What Is a Poison Pill, Anyway?

SMITH BRAIN TRUST – It’s not often that a company’s board of directors employs a poison pill to fend off a hostile takeover. Even rarer is when a board of directors employs the tactic to hold a founder and former CEO at bay.

That’s what makes the current drama at Papa John’s so interesting.

The Louisville-based pizza company is shoring up its defenses amid an increasingly acrimonious situation with the chain’s founder and former chairman John Schnatter. It’s deploying the so-called poison pill strategy, aimed at blocking any shareholder from amassing a controlling interest in the company.
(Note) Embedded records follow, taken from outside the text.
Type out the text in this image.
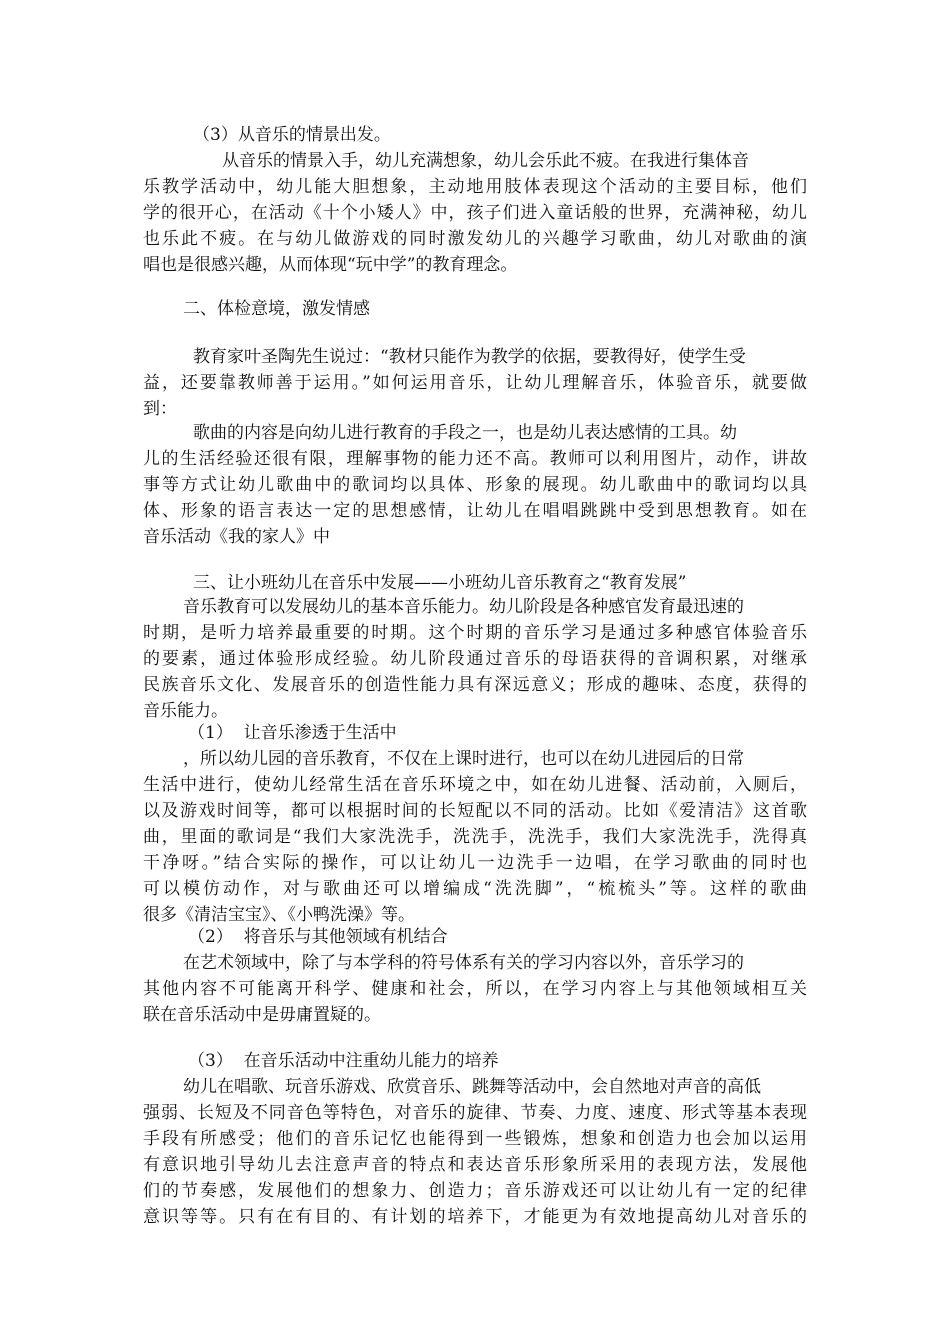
（3）从音乐的情景出发。
从音乐的情景入手，幼儿充满想象，幼儿会乐此不疲。在我进行集体音
乐教学活动中，幼儿能大胆想象，主动地用肢体表现这个活动的主要目标，他们
学的很开心，在活动《十个小矮人》中，孩子们进入童话般的世界，充满神秘，幼儿
也乐此不疲。在与幼儿做游戏的同时激发幼儿的兴趣学习歌曲，幼儿对歌曲的演
唱也是很感兴趣，从而体现“玩中学”的教育理念。
二、体检意境，激发情感
教育家叶圣陶先生说过：“教材只能作为教学的依据，要教得好，使学生受
益，还要靠教师善于运用。”如何运用音乐，让幼儿理解音乐，体验音乐，就要做
到：
歌曲的内容是向幼儿进行教育的手段之一，也是幼儿表达感情的工具。幼
儿的生活经验还很有限，理解事物的能力还不高。教师可以利用图片，动作，讲故
事等方式让幼儿歌曲中的歌词均以具体、形象的展现。幼儿歌曲中的歌词均以具
体、形象的语言表达一定的思想感情，让幼儿在唱唱跳跳中受到思想教育。如在
音乐活动《我的家人》中
三、让小班幼儿在音乐中发展——小班幼儿音乐教育之“教育发展”
音乐教育可以发展幼儿的基本音乐能力。幼儿阶段是各种感官发育最迅速的
时期，是听力培养最重要的时期。这个时期的音乐学习是通过多种感官体验音乐
的要素，通过体验形成经验。幼儿阶段通过音乐的母语获得的音调积累，对继承
民族音乐文化、发展音乐的创造性能力具有深远意义；形成的趣味、态度，获得的
音乐能力。
（1）  让音乐渗透于生活中
，所以幼儿园的音乐教育，不仅在上课时进行，也可以在幼儿进园后的日常
生活中进行，使幼儿经常生活在音乐环境之中，如在幼儿进餐、活动前，入厕后，
以及游戏时间等，都可以根据时间的长短配以不同的活动。比如《爱清洁》这首歌
曲，里面的歌词是“我们大家洗洗手，洗洗手，洗洗手，我们大家洗洗手，洗得真
干净呀。”结合实际的操作，可以让幼儿一边洗手一边唱，在学习歌曲的同时也
可以模仿动作，对与歌曲还可以增编成“洗洗脚”，“梳梳头”等。这样的歌曲
很多《清洁宝宝》、《小鸭洗澡》等。
（2）  将音乐与其他领域有机结合
在艺术领域中，除了与本学科的符号体系有关的学习内容以外，音乐学习的
其他内容不可能离开科学、健康和社会，所以，在学习内容上与其他领域相互关
联在音乐活动中是毋庸置疑的。
（3）  在音乐活动中注重幼儿能力的培养
幼儿在唱歌、玩音乐游戏、欣赏音乐、跳舞等活动中，会自然地对声音的高低
强弱、长短及不同音色等特色，对音乐的旋律、节奏、力度、速度、形式等基本表现
手段有所感受；他们的音乐记忆也能得到一些锻炼，想象和创造力也会加以运用
有意识地引导幼儿去注意声音的特点和表达音乐形象所采用的表现方法，发展他
们的节奏感，发展他们的想象力、创造力；音乐游戏还可以让幼儿有一定的纪律
意识等等。只有在有目的、有计划的培养下，才能更为有效地提高幼儿对音乐的
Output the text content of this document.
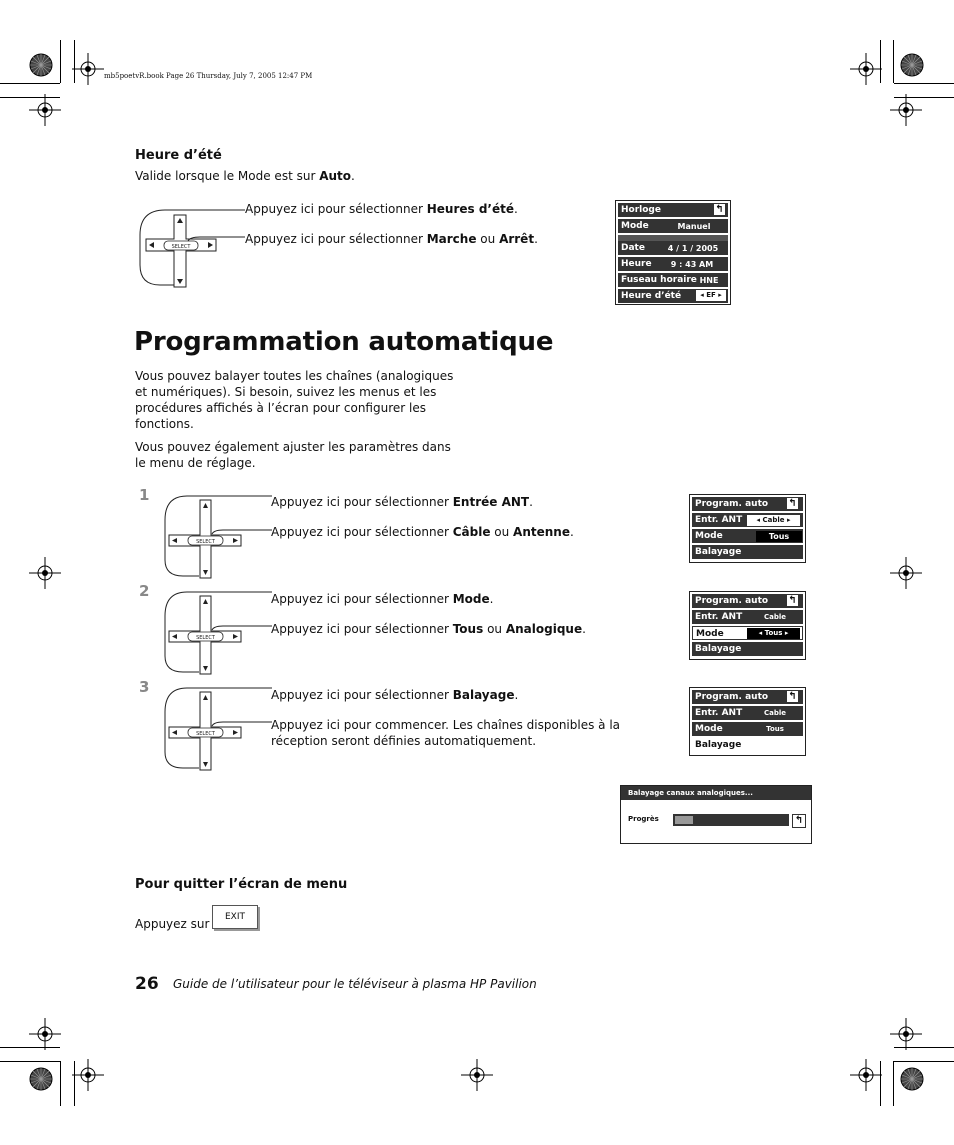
mb5poetvR.book Page 26 Thursday, July 7, 2005 12:47 PM
Heure d’été
Valide lorsque le Mode est sur Auto.
SELECT
Appuyez ici pour sélectionner Heures d’été.
Appuyez ici pour sélectionner Marche ou Arrêt.
Horloge	↰
Mode	Manuel
Date	4 / 1 / 2005
Heure	9 : 43 AM
Fuseau horaire HNE
Heure d’été	◂ EF ▸
Programmation automatique
Vous pouvez balayer toutes les chaînes (analogiques et numériques). Si besoin, suivez les menus et les procédures affichés à l’écran pour configurer les fonctions.
Vous pouvez également ajuster les paramètres dans le menu de réglage.
1
2
3
SELECT
SELECT
SELECT
Appuyez ici pour sélectionner Entrée ANT.
Appuyez ici pour sélectionner Câble ou Antenne.
Appuyez ici pour sélectionner Mode.
Appuyez ici pour sélectionner Tous ou Analogique.
Appuyez ici pour sélectionner Balayage.
Appuyez ici pour commencer. Les chaînes disponibles à la réception seront définies automatiquement.
Program. auto	↰
Entr. ANT	◂ Cable ▸
Mode	Tous
Balayage
Program. auto	↰
Entr. ANT	Cable
Mode	◂ Tous ▸
Balayage
Program. auto	↰
Entr. ANT	Cable
Mode	Tous
Balayage
Balayage canaux analogiques...
Progrès	↰
Pour quitter l’écran de menu
Appuyez sur	EXIT
26 Guide de l’utilisateur pour le téléviseur à plasma HP Pavilion
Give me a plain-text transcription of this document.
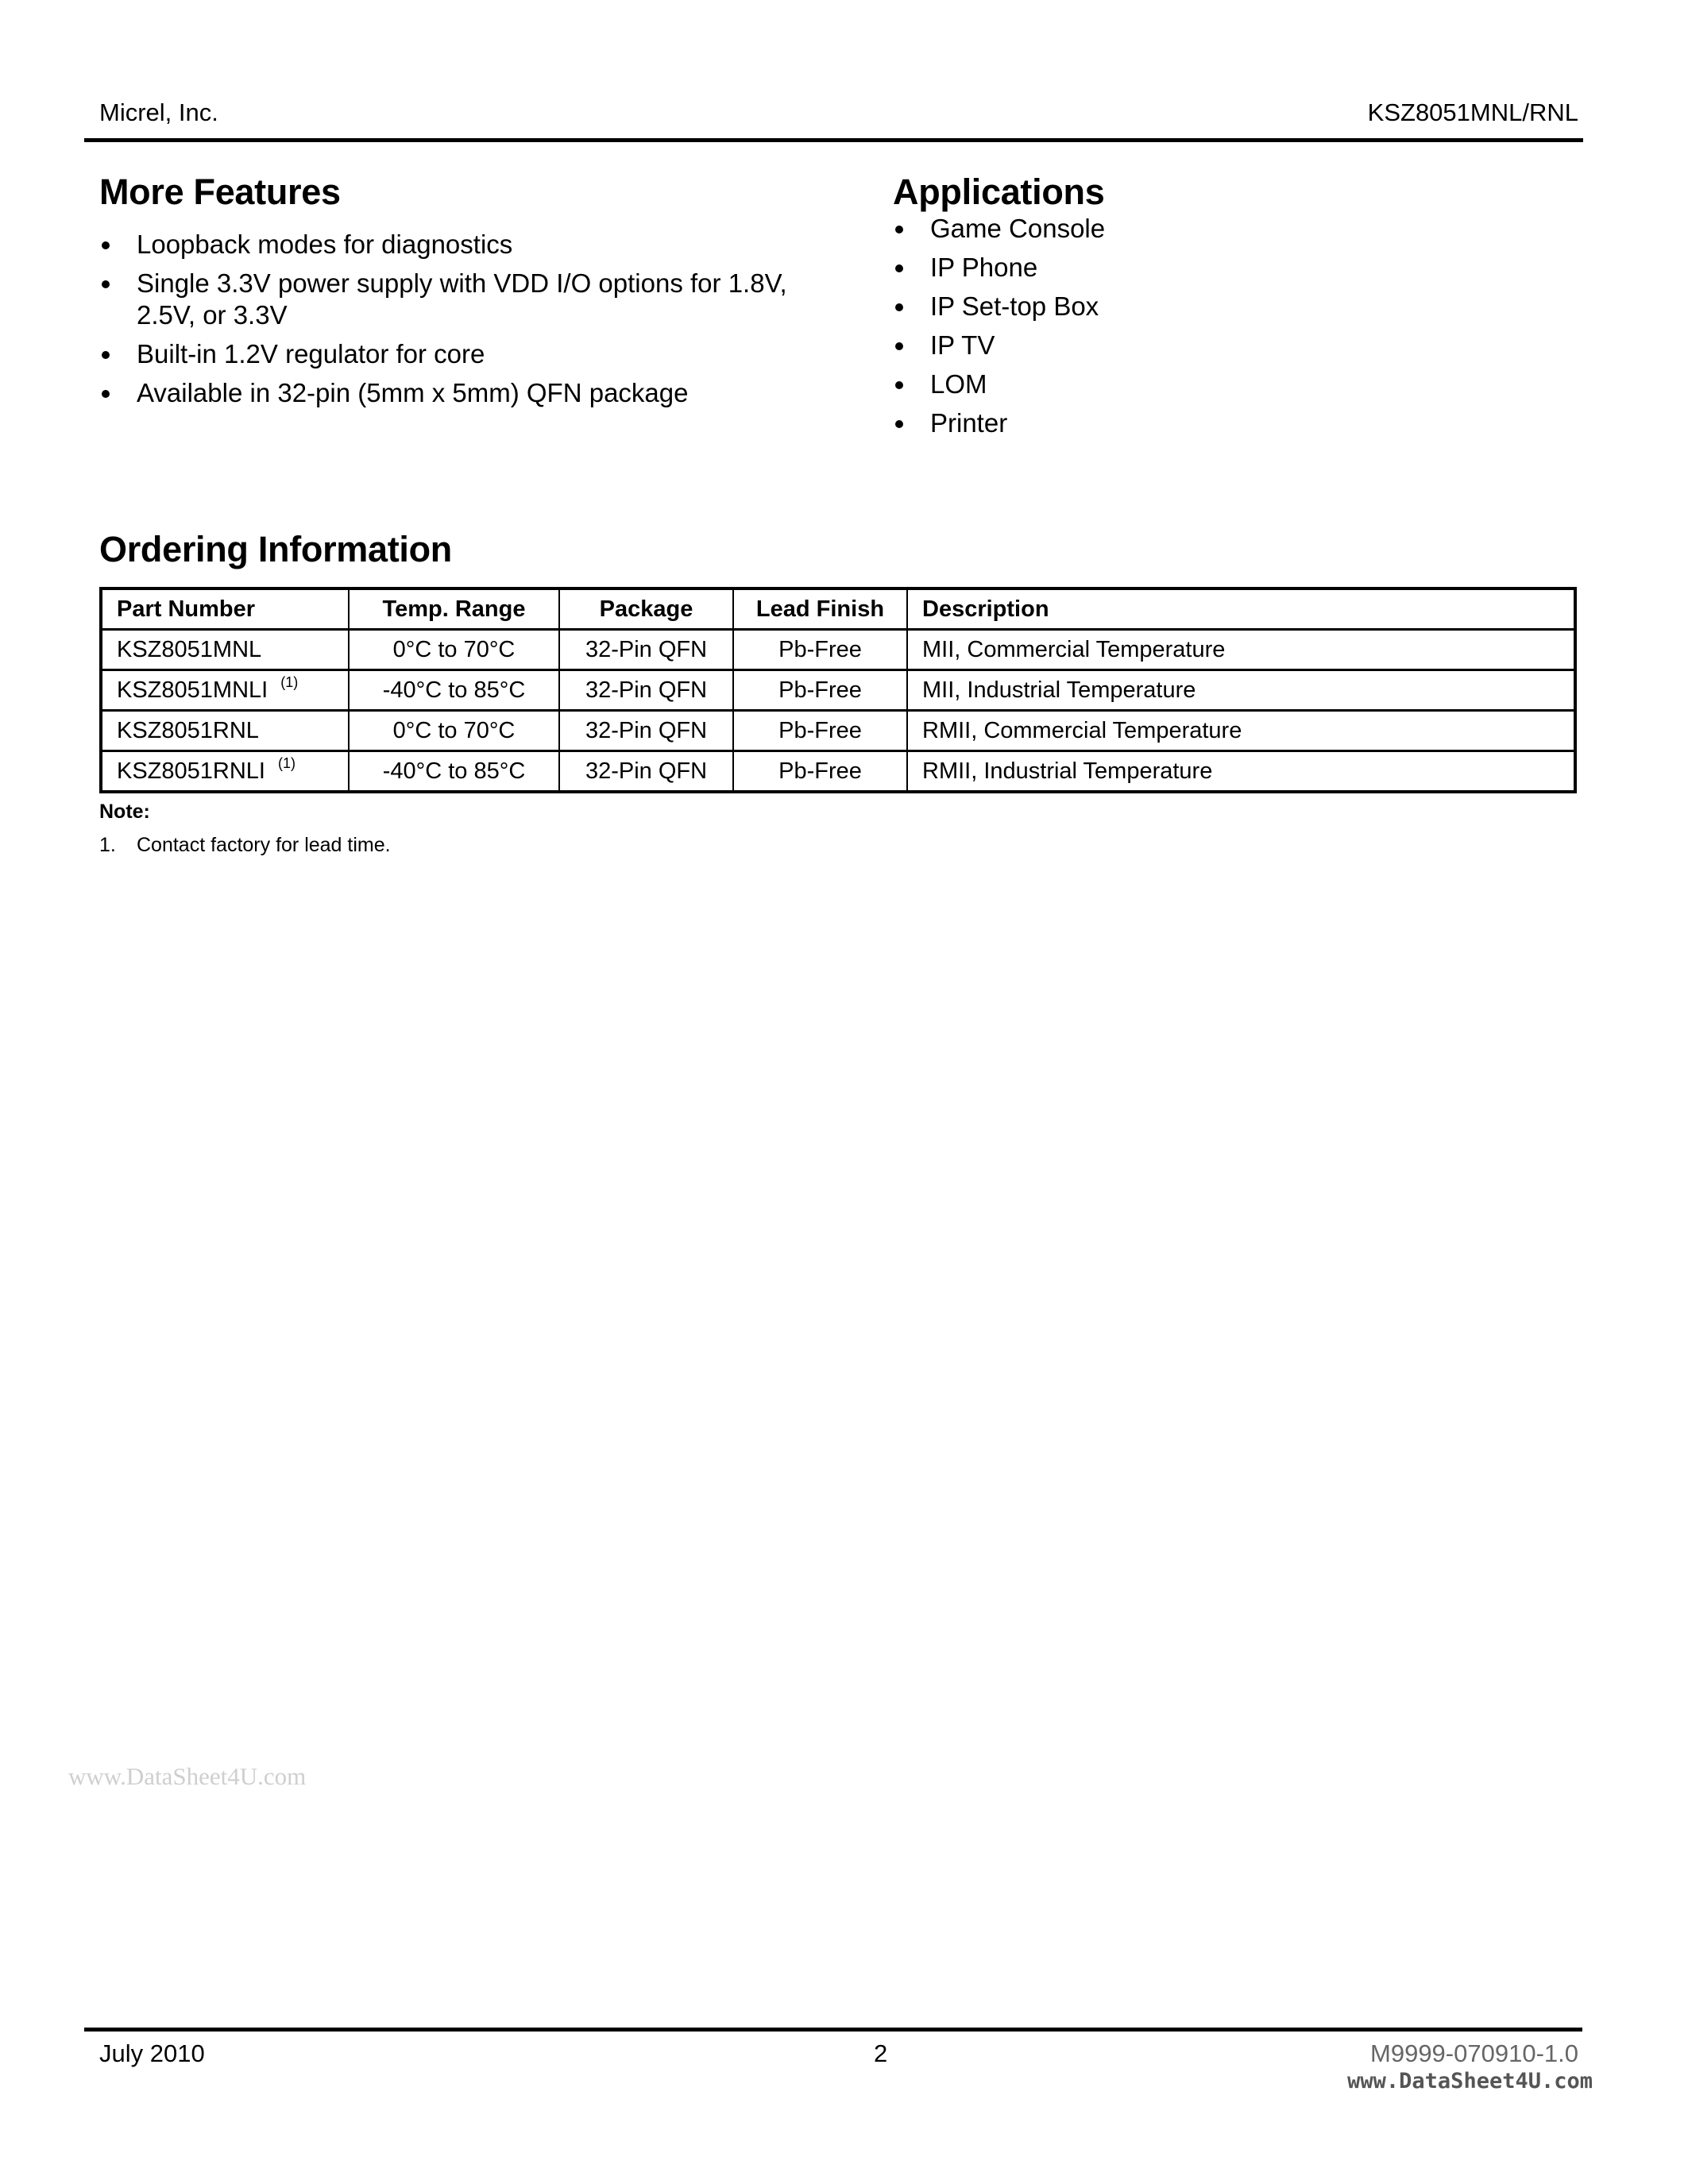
Micrel, Inc.	KSZ8051MNL/RNL
More Features
Loopback modes for diagnostics
Single 3.3V power supply with VDD I/O options for 1.8V, 2.5V, or 3.3V
Built-in 1.2V regulator for core
Available in 32-pin (5mm x 5mm) QFN package
Applications
Game Console
IP Phone
IP Set-top Box
IP TV
LOM
Printer
Ordering Information
Part Number	Temp. Range	Package	Lead Finish	Description
KSZ8051MNL	0°C to 70°C	32-Pin QFN	Pb-Free	MII, Commercial Temperature
KSZ8051MNLI $^{(1)}$	-40°C to 85°C	32-Pin QFN	Pb-Free	MII, Industrial Temperature
KSZ8051RNL	0°C to 70°C	32-Pin QFN	Pb-Free	RMII, Commercial Temperature
KSZ8051RNLI $^{(1)}$	-40°C to 85°C	32-Pin QFN	Pb-Free	RMII, Industrial Temperature
Note:
1. Contact factory for lead time.
www.DataSheet4U.com
July 2010	2	M9999-070910-1.0
www.DataSheet4U.com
Schnatter resigned as chairman this month after reports that he had used a racial slur.

David Kass, clinical professor of finance at the University of Maryland’s Robert H. Smith School of Business, explains the poison pill strategy (and why he’s not a fan).

The strategy, which in more formal circles is known as a shareholder rights plan, is a defensive tactic used to blunt a hostile takeover effort by activist investors or ambitious rivals. Perhaps the only recent example of the tactic being used against a company’s founder was American Apparel and its highly controversial founder, Dov Charney.

The strategy sets a maximum percentage of the company’s shares that can be acquired by any one shareholder. If a shareholder’s holdings top that threshold, it triggers a “poison pill,” essentially allowing all other shareholders – excluding the large potential acquirer – the opportunity to buy additional shares at a discount. Those buys, in effect, dilute the shares being held by the acquirer and, if successful, “chase the acquirer away,” Kass says. And it prevents, in essence, any takeover that doesn’t have board approval.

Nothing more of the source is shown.